Article ID: | iaor20081971 |
Country: | United Kingdom |
Volume: | 39 |
Issue: | 3 |
Start Page Number: | 345 |
End Page Number: | 364 |
Publication Date: | Apr 2007 |
Journal: | Engineering Optimization |
Authors: | Guo Y., Walters G.A., Khu S.T., Keedwell E. |
Keywords: | design, water, networks |
Optimal storm sewer design aims at minimizing capital investment on infrastructure whilst ensuring good system performance under specified design criteria. An innovative sewer design approach based on cellular automata (CA) principles is introduced in this paper. Cellular automata have been applied as computational simulation devices in various scientific fields.
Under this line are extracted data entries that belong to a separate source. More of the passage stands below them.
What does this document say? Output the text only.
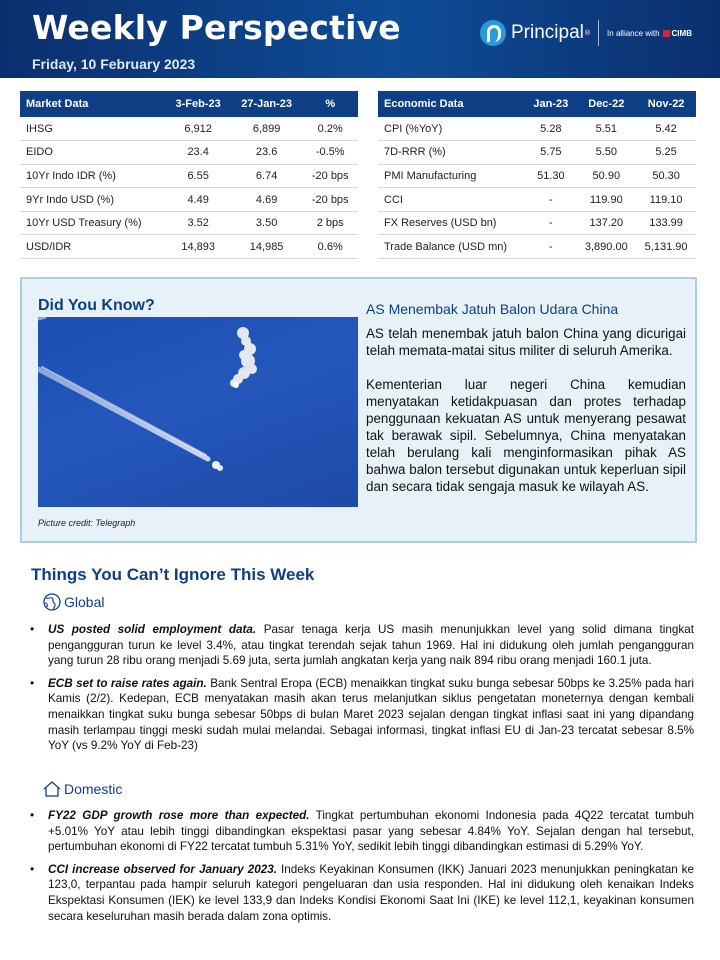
Weekly Perspective
Friday, 10 February 2023
Principal ® In alliance with CIMB
Market Data	3-Feb-23	27-Jan-23	%
IHSG	6,912	6,899	0.2%
EIDO	23.4	23.6	-0.5%
10Yr Indo IDR (%)	6.55	6.74	-20 bps
9Yr Indo USD (%)	4.49	4.69	-20 bps
10Yr USD Treasury (%)	3.52	3.50	2 bps
USD/IDR	14,893	14,985	0.6%
Economic Data	Jan-23	Dec-22	Nov-22
CPI (%YoY)	5.28	5.51	5.42
7D-RRR (%)	5.75	5.50	5.25
PMI Manufacturing	51.30	50.90	50.30
CCI	-	119.90	119.10
FX Reserves (USD bn)	-	137.20	133.99
Trade Balance (USD mn)	-	3,890.00	5,131.90
Did You Know?
Picture credit: Telegraph
AS Menembak Jatuh Balon Udara China

AS telah menembak jatuh balon China yang dicurigai telah memata-matai situs militer di seluruh Amerika.

Kementerian luar negeri China kemudian menyatakan ketidakpuasan dan protes terhadap penggunaan kekuatan AS untuk menyerang pesawat tak berawak sipil. Sebelumnya, China menyatakan telah berulang kali menginformasikan pihak AS bahwa balon tersebut digunakan untuk keperluan sipil dan secara tidak sengaja masuk ke wilayah AS.

Things You Can’t Ignore This Week
Global
• US posted solid employment data. Pasar tenaga kerja US masih menunjukkan level yang solid dimana tingkat pengangguran turun ke level 3.4%, atau tingkat terendah sejak tahun 1969. Hal ini didukung oleh jumlah pengangguran yang turun 28 ribu orang menjadi 5.69 juta, serta jumlah angkatan kerja yang naik 894 ribu orang menjadi 160.1 juta.
• ECB set to raise rates again. Bank Sentral Eropa (ECB) menaikkan tingkat suku bunga sebesar 50bps ke 3.25% pada hari Kamis (2/2). Kedepan, ECB menyatakan masih akan terus melanjutkan siklus pengetatan moneternya dengan kembali menaikkan tingkat suku bunga sebesar 50bps di bulan Maret 2023 sejalan dengan tingkat inflasi saat ini yang dipandang masih terlampau tinggi meski sudah mulai melandai. Sebagai informasi, tingkat inflasi EU di Jan-23 tercatat sebesar 8.5% YoY (vs 9.2% YoY di Feb-23)
Domestic
• FY22 GDP growth rose more than expected. Tingkat pertumbuhan ekonomi Indonesia pada 4Q22 tercatat tumbuh +5.01% YoY atau lebih tinggi dibandingkan ekspektasi pasar yang sebesar 4.84% YoY. Sejalan dengan hal tersebut, pertumbuhan ekonomi di FY22 tercatat tumbuh 5.31% YoY, sedikit lebih tinggi dibandingkan estimasi di 5.29% YoY.
• CCI increase observed for January 2023. Indeks Keyakinan Konsumen (IKK) Januari 2023 menunjukkan peningkatan ke 123,0, terpantau pada hampir seluruh kategori pengeluaran dan usia responden. Hal ini didukung oleh kenaikan Indeks Ekspektasi Konsumen (IEK) ke level 133,9 dan Indeks Kondisi Ekonomi Saat Ini (IKE) ke level 112,1, keyakinan konsumen secara keseluruhan masih berada dalam zona optimis.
However, some recent research has indicated that CA can also be a viable and efficient optimization engine. This engine is heuristic and largely relies on the key properties of CA: locality, homogeneity, and parallelism. In the proposed approach, the CA-based optimizer is combined with a sewer hydraulic simulator, the EPA Storm Water Management Model (SWMM). At each optimization step, according to a set of transition rules, the optimizer updates all decision variables simultaneously based on the hydraulic situation within each neighbourhood. Two sewer networks (one small artificial network and one large real network) have been tested in this study. The CA optimizer demonstrated its ability to obtain near-optimal solutions in a remarkably small number of computational steps in a comparison of its performance with that of a genetic algorithm.